“You never know when it’s going to happen for you,” says Vivienne Acheampong. Speaking from the living room of her London flat, the “it” she’s referring to is the often-elusive role or series of opportunities that establishes one as a regularly employed, in-demand actor — an actor who can leave the job they’ve been working to pay the bills. After several years supporting herself as a primary school teacher between acting roles, Acheampong hit that professional stride in 2019 as a regular on the BAFTA-winning sketch comedy show Famalam, and recently appeared at London’s Royal Court Theatre in Aleshea Harris’ revenge drama Is God Is. Next, she stars in the Netflix series The Sandman.
“I’m biased, but I think people are going to love it,” she says of the show, which is based on Neil Gaiman’s fantasy comic and sees her character, Lucienne, playing right hand to Tom Sturridge’s Morpheus. Ahead of the Aug. 5 premiere, she reflects on teaching and landing her current role.
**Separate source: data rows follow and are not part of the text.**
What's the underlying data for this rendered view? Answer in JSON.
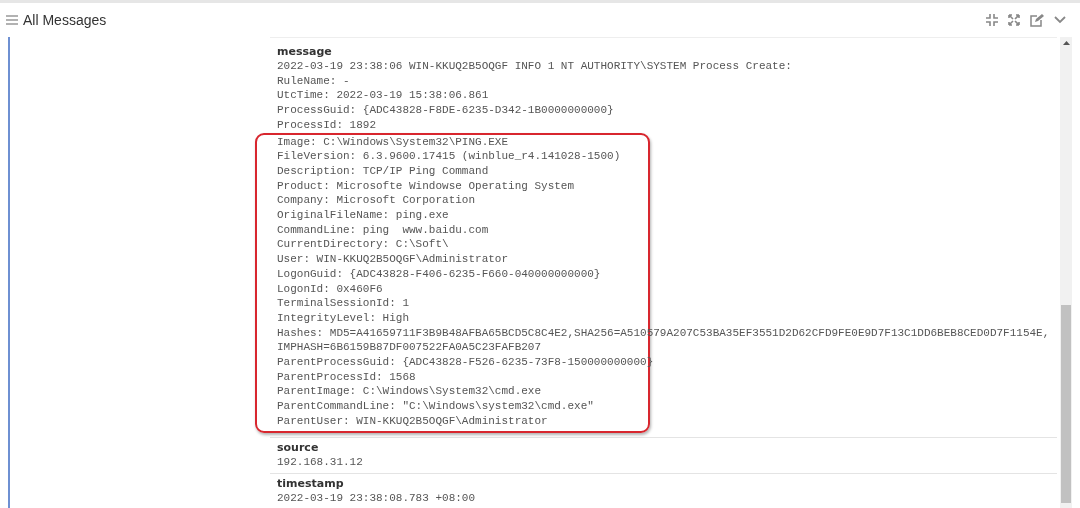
{
  "panel": {
    "title": "All Messages"
  },
  "fields": [
    {
      "name": "message",
      "lines": [
        "2022-03-19 23:38:06 WIN-KKUQ2B5OQGF INFO 1 NT AUTHORITY\\SYSTEM Process Create:",
        "RuleName: -",
        "UtcTime: 2022-03-19 15:38:06.861",
        "ProcessGuid: {ADC43828-F8DE-6235-D342-1B0000000000}",
        "ProcessId: 1892"
      ],
      "highlighted_lines": [
        "Image: C:\\Windows\\System32\\PING.EXE",
        "FileVersion: 6.3.9600.17415 (winblue_r4.141028-1500)",
        "Description: TCP/IP Ping Command",
        "Product: Microsofte Windowse Operating System",
        "Company: Microsoft Corporation",
        "OriginalFileName: ping.exe",
        "CommandLine: ping  www.baidu.com",
        "CurrentDirectory: C:\\Soft\\",
        "User: WIN-KKUQ2B5OQGF\\Administrator",
        "LogonGuid: {ADC43828-F406-6235-F660-040000000000}",
        "LogonId: 0x460F6",
        "TerminalSessionId: 1",
        "IntegrityLevel: High",
        "Hashes: MD5=A41659711F3B9B48AFBA65BCD5C8C4E2,SHA256=A510579A207C53BA35EF3551D2D62CFD9FE0E9D7F13C1DD6BEB8CED0D7F1154E,IMPHASH=6B6159B87DF007522FA0A5C23FAFB207",
        "ParentProcessGuid: {ADC43828-F526-6235-73F8-150000000000}",
        "ParentProcessId: 1568",
        "ParentImage: C:\\Windows\\System32\\cmd.exe",
        "ParentCommandLine: \"C:\\Windows\\system32\\cmd.exe\"",
        "ParentUser: WIN-KKUQ2B5OQGF\\Administrator"
      ]
    },
    {
      "name": "source",
      "lines": [
        "192.168.31.12"
      ]
    },
    {
      "name": "timestamp",
      "lines": [
        "2022-03-19 23:38:08.783 +08:00"
      ]
    }
  ]
}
You worked as a supply teacher, which we call a substitute in the States. What was your teaching style like?
I was very strict. The kids were always like, “Yes … supply teacher!” So I had to come in really hard and say, “I’m your teacher today, so you’ve got to listen to me.” I was strict, but I’d be crying on the inside.
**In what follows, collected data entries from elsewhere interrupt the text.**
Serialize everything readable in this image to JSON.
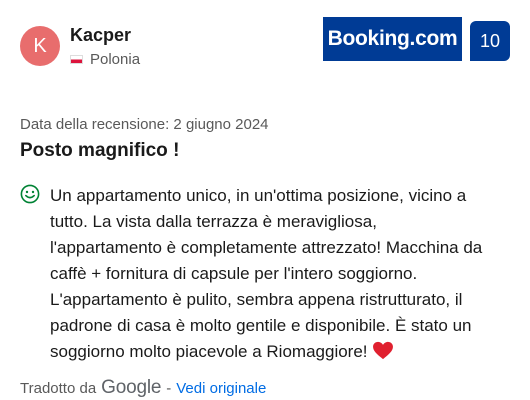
{
  "reviewer": {
    "avatar_initial": "K",
    "name": "Kacper",
    "country": "Polonia"
  },
  "brand": {
    "logo_text": "Booking.com",
    "score": "10",
    "brand_color": "#003b95"
  },
  "review": {
    "date_text": "Data della recensione: 2 giugno 2024",
    "title": "Posto magnifico !",
    "sentiment_icon": "smile-icon",
    "body_lines": [
      "Un appartamento unico, in un'ottima posizione, vicino a",
      "tutto. La vista dalla terrazza è meravigliosa,",
      "l'appartamento è completamente attrezzato! Macchina da",
      "caffè + fornitura di capsule per l'intero soggiorno.",
      "L'appartamento è pulito, sembra appena ristrutturato, il",
      "padrone di casa è molto gentile e disponibile. È stato un",
      "soggiorno molto piacevole a Riomaggiore!"
    ]
  },
  "translation": {
    "prefix": "Tradotto da",
    "provider": "Google",
    "separator": "-",
    "link_label": "Vedi originale",
    "link_color": "#006ce4"
  }
}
What drew you to The Sandman?
I loved the whole concept, and I loved [Lucienne], who’s this calm, intelligent presence. I’m really interested in this theme of dreams, too. I’d just lost my dad about a year before this project came about, and my dreams became really important to me because my dad was in them a lot. I thought, “I’d love to get this part,” and then I bloody got it. Even now, I can’t believe it.
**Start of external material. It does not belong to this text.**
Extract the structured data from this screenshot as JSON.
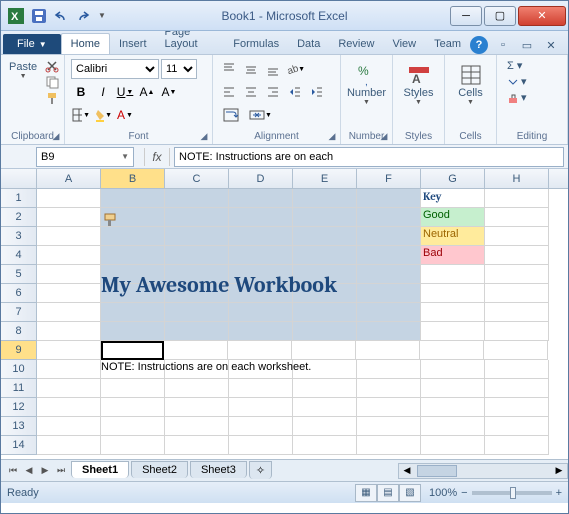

You’ve done a lot of comedy — how was filming a fantasy?
It was a massive learning experience. I’ve never done anything like this and I’ve never worked with greenscreen. The first day of filming felt like a sketch of what it’s like to be on a film set.
Hair is such a hot-button topic among Black women. Have you always worn yours short?
No. I was always obsessed with my hair, like obsessed. And then when I lost my dad, I looked at myself in the mirror and I just didn’t recognize myself. It was really weird. So I went to the barber and cut it all off. When my cousin from Ghana came to see me, he was like, “Did you know that in our tribe, when women lose their fathers, they cut their hair?” And I didn’t know that.
Are you nervous about The Sandman premiering?
It’s scary, but Kirby Howell-Baptiste, who’s in the show, gave me such a brilliant piece of advice. She said, “Whatever happens, just remember how you felt doing the job, because that is what is going to stay with you.”
Interview edited for length and clarity.